By gently prodding a swirling cloud of supercooled lithium atoms with a pair of lasers, and observing the atoms’ response, researchers at Swinburne have developed a new way to probe the properties of quantum materials.
Quantum materials — a family that includes superfluids, superconductors, exotic magnets, ultracold atoms and recently-discovered ‘topological insulators’ — display on a large scale some of the remarkable quantum effects usually associated with microscopic and subatomic particles.
But, while quantum mechanics explains the behaviour of microscopic particles, applying quantum theory to larger systems is far more challenging.
“While the potential of quantum materials, such as superconductors, is undeniable, we need to fully grasp the underlying quantum physics at play in these systems to establish their true capabilities,” says Chris Vale, an Associate Professor at the Centre for Quantum and Optical Science, who led the research. “That’s a big part of the motivation for what we do.”
Associate Professor Vale and his colleagues, including Sascha Hoinka and Paul Dyke, also at Swinburne, developed a new way to explore the behaviour of this family of materials. They detected when a ‘Fermi gas’ of lithium atoms, a simple quantum material, entered a quantum ‘superfluid’ state.
New system checks theories against experiment
Their system allows theories of superconductivity and related quantum effects to be precisely checked against experiment, to see whether the theories are accurate and how they could be refined.
The researchers’ advance was based on the fact that quantum materials’ special properties emerge when their constituent particles enter a synchronised state. The zero-resistance flow of electrons through superconductors, for example, emerges when electrons can team up to form ‘Cooper pairs’.

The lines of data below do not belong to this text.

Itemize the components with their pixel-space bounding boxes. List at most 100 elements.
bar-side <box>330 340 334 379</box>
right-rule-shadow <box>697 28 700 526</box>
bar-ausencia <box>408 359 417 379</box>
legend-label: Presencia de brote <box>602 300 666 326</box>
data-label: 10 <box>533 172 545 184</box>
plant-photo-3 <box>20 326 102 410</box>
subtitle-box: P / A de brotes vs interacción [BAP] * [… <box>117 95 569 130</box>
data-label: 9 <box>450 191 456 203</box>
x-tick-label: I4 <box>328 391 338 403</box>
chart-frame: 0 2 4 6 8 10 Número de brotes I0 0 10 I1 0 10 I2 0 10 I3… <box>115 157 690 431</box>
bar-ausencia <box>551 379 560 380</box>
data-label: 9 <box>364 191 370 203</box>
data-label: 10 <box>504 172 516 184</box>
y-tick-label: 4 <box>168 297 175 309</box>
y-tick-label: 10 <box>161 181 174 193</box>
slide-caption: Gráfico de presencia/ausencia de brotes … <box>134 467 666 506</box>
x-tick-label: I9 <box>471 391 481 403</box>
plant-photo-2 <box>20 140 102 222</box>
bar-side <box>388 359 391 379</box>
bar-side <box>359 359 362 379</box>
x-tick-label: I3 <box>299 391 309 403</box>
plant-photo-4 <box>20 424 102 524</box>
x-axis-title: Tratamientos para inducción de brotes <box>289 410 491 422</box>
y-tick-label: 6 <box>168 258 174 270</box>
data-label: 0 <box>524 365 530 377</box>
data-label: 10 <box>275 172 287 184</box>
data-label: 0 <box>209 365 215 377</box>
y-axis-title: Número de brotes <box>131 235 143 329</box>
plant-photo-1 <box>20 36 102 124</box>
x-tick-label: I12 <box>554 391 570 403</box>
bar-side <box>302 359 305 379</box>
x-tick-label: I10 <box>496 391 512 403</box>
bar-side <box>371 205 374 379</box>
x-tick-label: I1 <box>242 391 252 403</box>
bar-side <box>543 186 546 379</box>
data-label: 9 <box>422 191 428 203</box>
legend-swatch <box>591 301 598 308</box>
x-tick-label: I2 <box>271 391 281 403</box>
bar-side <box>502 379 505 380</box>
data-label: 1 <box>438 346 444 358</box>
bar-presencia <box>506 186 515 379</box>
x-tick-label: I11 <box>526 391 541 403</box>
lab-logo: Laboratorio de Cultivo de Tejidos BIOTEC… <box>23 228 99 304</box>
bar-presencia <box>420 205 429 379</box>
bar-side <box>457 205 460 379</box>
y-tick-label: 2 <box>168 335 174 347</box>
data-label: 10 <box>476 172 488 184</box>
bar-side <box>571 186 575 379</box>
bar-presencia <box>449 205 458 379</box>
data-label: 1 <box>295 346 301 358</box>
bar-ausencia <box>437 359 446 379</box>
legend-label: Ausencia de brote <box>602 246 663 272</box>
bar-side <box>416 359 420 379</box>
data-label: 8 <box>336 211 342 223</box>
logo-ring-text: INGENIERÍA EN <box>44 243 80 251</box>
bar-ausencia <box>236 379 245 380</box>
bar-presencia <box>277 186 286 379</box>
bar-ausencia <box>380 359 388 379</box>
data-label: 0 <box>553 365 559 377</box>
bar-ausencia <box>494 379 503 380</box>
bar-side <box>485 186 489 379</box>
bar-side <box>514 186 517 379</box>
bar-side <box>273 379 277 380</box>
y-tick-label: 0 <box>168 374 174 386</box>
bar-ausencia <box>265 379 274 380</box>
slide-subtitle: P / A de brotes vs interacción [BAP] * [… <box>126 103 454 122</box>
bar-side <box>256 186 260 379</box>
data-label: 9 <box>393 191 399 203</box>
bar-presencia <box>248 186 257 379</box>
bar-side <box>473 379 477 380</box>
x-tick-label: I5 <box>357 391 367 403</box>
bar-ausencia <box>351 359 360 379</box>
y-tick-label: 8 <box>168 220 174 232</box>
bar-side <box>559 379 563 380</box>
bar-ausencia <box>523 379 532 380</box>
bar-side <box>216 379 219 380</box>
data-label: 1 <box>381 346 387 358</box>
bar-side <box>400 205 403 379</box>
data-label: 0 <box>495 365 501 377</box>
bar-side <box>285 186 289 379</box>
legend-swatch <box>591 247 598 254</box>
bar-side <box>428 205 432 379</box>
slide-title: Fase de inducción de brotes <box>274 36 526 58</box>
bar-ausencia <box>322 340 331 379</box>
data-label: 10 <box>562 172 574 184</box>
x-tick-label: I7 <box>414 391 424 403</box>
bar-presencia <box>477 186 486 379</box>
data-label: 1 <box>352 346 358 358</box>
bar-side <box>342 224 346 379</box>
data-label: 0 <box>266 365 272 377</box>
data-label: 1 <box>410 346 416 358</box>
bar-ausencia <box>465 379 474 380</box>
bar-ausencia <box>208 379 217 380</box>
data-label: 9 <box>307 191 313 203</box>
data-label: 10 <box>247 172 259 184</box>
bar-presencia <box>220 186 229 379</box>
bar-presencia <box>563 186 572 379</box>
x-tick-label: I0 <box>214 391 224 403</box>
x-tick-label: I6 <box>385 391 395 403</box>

The team’s sophisticated experimental set-up allowed this co-ordinated quantum behaviour to be detected. By fine-tuning the interaction of their lasers with the Fermi gas, Associate Professor Vale and his colleagues were for the first time able to detect the elusive, low energy Goldstone mode, an excitation that only appears in systems that have entered a synchronised quantum state.
“Because our experiment provides a well-controlled environment and the appearance of the Goldstone mode is very clear, our measurements provide a benchmark that quantum theories can be tested against before they’re applied to more complex systems like superconductors,” Associate Professor Vale says.
“By developing methods to understand large systems that behave quantum mechanically, we’re building the knowledge base that will underpin future quantum-enabled technologies.”
The team's research has been published in the online journal Nature Physics.